CBD may well have genuine applications as a medicine — and the scientific research that’s available has largely pointed in that direction, with at least one CBD-derived medicine approved for the
But for other conditions, there isn’t a lot of evidence proving CBD can be an effective treatment.
One of the sticking points of the most recent warning was how the manufacturer’s claims, “establish the intended use of your products as drugs.”
“The FDA does not allow manufacturers of dietary supplements to make any claims with regard to safety or efficacy of their supplements, since each individual manufacturer has not conducted studies,” Brian Prather, a registered pharmacist at Bedford Wellness Pharmacy in Michigan, which sells CBD products, told Healthline.
While you may have seen CBD being marketed in everything from ice cream to hamburgers, the agency pumped the brakes on the use of CBD in food products in June 2019.
They did this because it’s been approved for use in a specific drug and therefore, it cannot be used as a food additive.
“In addition, the FDA does not consider isolated CBD extract to meet the definition of a dietary supplement, so any company promoting their product as CBD — rather than hemp extract — could be subject to FDA action,” Prather explained.
Regarding “hemp extract,” CBD can also be extracted from hemp, an extremely low-THC cannabis which isn’t a federally scheduled drug. And, according to the
Hemp plants are cannabis plants with less than 0.3 percent THC. These plants are no longer defined as marijuana under the Controlled Substances Act.
Now with FDA regulations changing, some companies are giving their hemp-derived CBD a new name.
“That’s why we’ve seen a sharp increase in the number of companies promoting their ‘broad-spectrum hemp extract’ to avoid FDA sanctions,” Prather said. “But whether you’re making CBD, hemp extract, or vitamin C, FDA rules strictly prohibit marketing of supplements for specific disease states or medical conditions.”
While CBD products have proliferated and experts agree there seems to be little direct risk to using CBD, consumers should know that the science still has a long way to go, according to Dr. Morton Tavel, a clinical professor emeritus of medicine at Indiana University School of Medicine.
“Companies currently involved in the CBD market were hopeful that the FDA would eventually place CBD in the category of food additives called ‘generally recognized as safe,’ but here I must dissent, for until adequate research is performed, this product should be confined to prescription-only status until its safety and efficacy are clearly established,” he said.
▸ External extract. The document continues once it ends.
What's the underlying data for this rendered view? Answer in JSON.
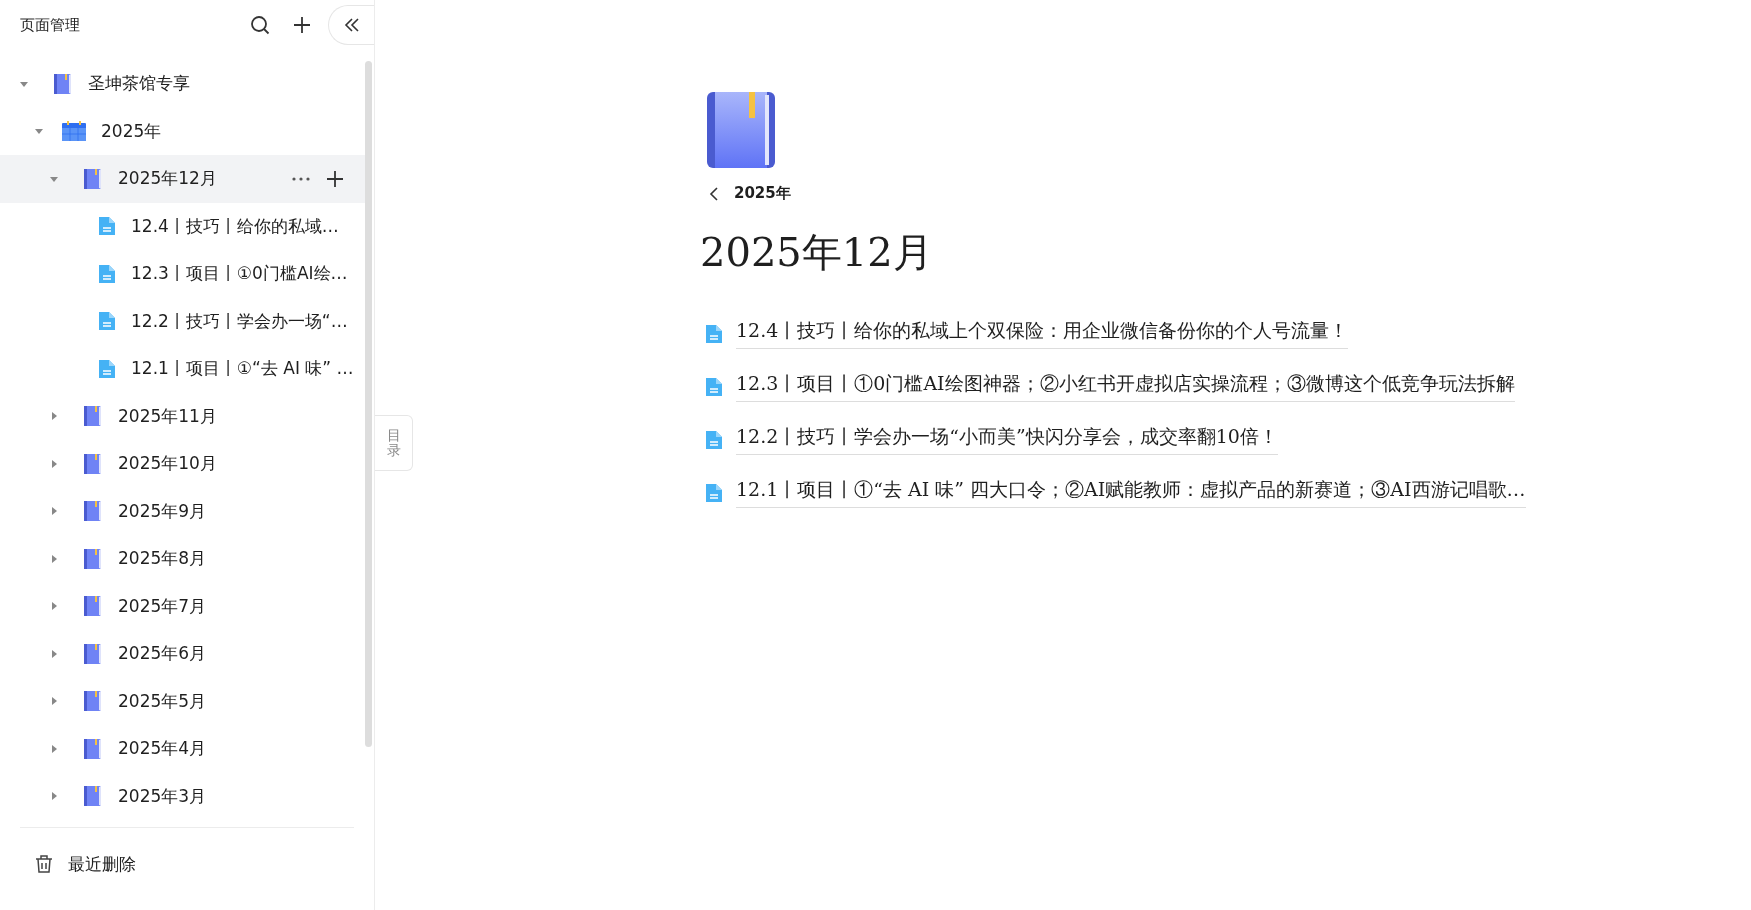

“Where I think real science comes in is trying to determine what CBD actually is doing in the body, what it actually is binding to, what it is signaling through, and going at it from a very scientific point of view [to] determine what are objective viable claims,” Matthew Halpert, PhD, researcher and faculty in the department of pathology and immunology at Baylor College of Medicine told Healthline.
Halpert pointed out there are aspects of CBD that appear to be beneficial.
“But there’s clearly just a lot more research that needs to happen,” Halpert said. “And at some point, we’re going to have to move toward hard, placebo-controlled trials to really start making definitive claims.”
In the meantime, he said, one of the major problems is that we don’t understand what a good or standard “dose” of CBD is.
“For some reason that I do not fully understand, the CBD field, instead of talking about dose per serving, people advertise how many milligrams they have in the bottle — as if that means anything,” he said. “There’s this race between companies and people to just take more and more CBD.”
“The thinking seems to be that if taking some is good, then more is better,” he said. “Which is definitely not true. That’s not how biology works.”